Um western inteligente e atual.

 

Título original: Hell or High Water (GB, EUA – 2016)
Realizador:David Mackenzie
Argumento: Taylor Sheridan
Protagonistas: Dale Dickey,  Ben Foster,  Chris Pine

Hell or High Water é mais uma ante-estreia promissora trazida pelo LEFFEST – Lisbon & Estoril Film Festival, a estrear brevemente nas salas portuguesas.

Toby e Tanner são dois irmãos que se reúnem, após a morte da mãe, para assaltar alguns bancos locais. Mas eles não são apenas bandidos ocasionais. Eles vão executar a vingança perfeita contra o inimigo comum neste western moderno onde cowboys e índios estão do mesmo lado. Tanner não se dava bem com o pai – de tal forma que acabou por matá-lo e cumpriu tempo na prisão pelo crime – e Toby, que investiu o seu tempo na família, está divorciado e tem dois filhos que raramente vê e uma ex-mulher chateada como tudo.

O seu plano não é apenas acumular dinheiro. Inicialmente pensamos que são apenas dois fora-da-lei que decidiram aproveitar o facto de estarem à margem da sociedade para tirar partido desse estado de graça que é não ter nada a perder. Mas há mais do que isso. A casa e os terrenos da mãe, o único bem que lhes resta, estão hipotecados pelo banco. Toby arquiteta um esquema genial para virar a agenda bancária a favor do cidadão: pagar a hipoteca dos terrenos da mãe com o dinheiro que roubaram do banco e estabelecer um fundo para o filho, que será, justiça poética seja feita, gerido pelo mesmo banco, sem que este tenha qualquer conhecimento da origem do dinheiro – porque foi trocado por fichas num casino local e depois levantado como se tivesse sido um prémio ganho.

Toby é o cérebro da operação e Tanner tem o know-how necessário para lidar com os aspetos mais físicos, entre eles manusear armas como um artista. Os motivos de Toby e Tanner, investigada a sua psicologia e planos pelo xerife quase-a-reformar-se interpretado por Jeff Bridges, são diferentes. Mas entre os dois irmãos que estão próximos quando brincam como se ainda fossem crianças, e afastados porque entretanto a vida aconteceu, há uma harmonia que torna o plano quase perfeito.

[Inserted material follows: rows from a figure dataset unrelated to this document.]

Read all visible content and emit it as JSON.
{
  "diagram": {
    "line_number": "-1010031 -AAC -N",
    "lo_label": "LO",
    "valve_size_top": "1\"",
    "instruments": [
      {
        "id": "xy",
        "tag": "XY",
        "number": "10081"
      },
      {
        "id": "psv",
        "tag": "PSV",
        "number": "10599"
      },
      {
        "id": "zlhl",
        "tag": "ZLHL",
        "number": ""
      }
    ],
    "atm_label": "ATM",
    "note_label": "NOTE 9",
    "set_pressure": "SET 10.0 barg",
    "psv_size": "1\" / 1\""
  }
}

Quase. Porque Bridges é um xerife experiente, à espera que eles cometam um erro que vai fazer com que sejam apanhados. Dead or alive. O vilão aqui é, na realidade, um banco: o Texas Midlands Bank. Trata-se de uma guerra económica, transformada em guerra de princípios no meio de um Texas quase deserto, onde as pessoas são cada vez mais pobres, as gerações mais jovens rejeitam o trabalho no campo, e a sede de petróleo mina tudo. A fotografia do filme instala-nos plenamente nesse ambiente seco e quase asfixiante, enquanto os dois são perseguidos pelas formas de justiça local.

O filme estreou na 69ª edição do Festival de Cannes e marcou presença no LEFFEST, recebido por um público que passou grande parte do filme a rir com as piadas fáceis, mas bem conseguidas, de cada uma das personagens. Está cheio de pequenas alusões à tradição do conflito entre cowboys e índios, que aqui lutam contra a opressão silenciosa dos bancos e a sua implacável procura do lucro acima da vida das pessoas.

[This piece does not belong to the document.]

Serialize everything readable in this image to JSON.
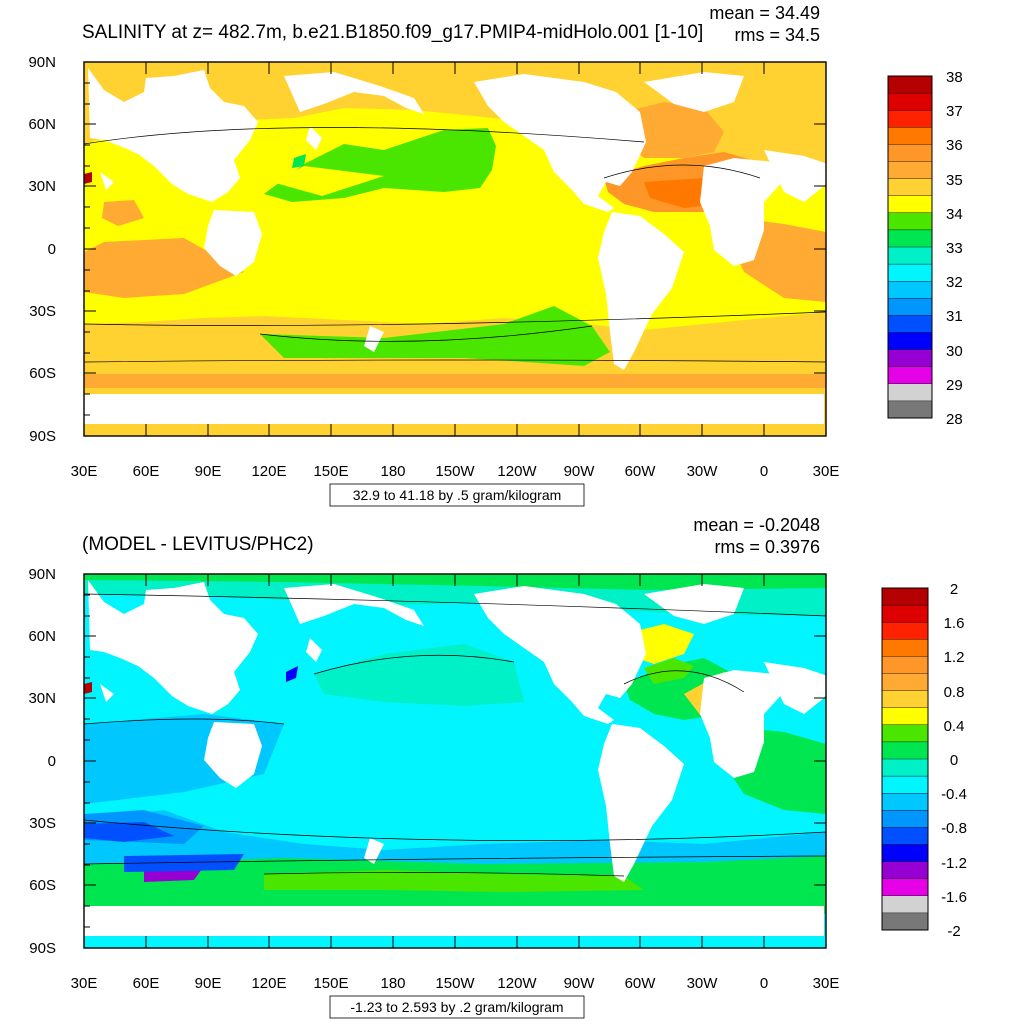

O filme passa-se no West Texas, mas foi filmado em Eastern New Mexico. O género neo-western pode apelar mais a uns do que a outros. Pessoalmente, sempre adorei um bom western e ver o género recuperado e reinventado é uma boa surpresa. Aqui, a escolha de dois actores sólidos e de calibre, como são Pine e Foster, é decisiva e eles formam uma dupla perfeita. Bridges é, como sempre, aquele Dude. E esperemos que não se reforme tão cedo.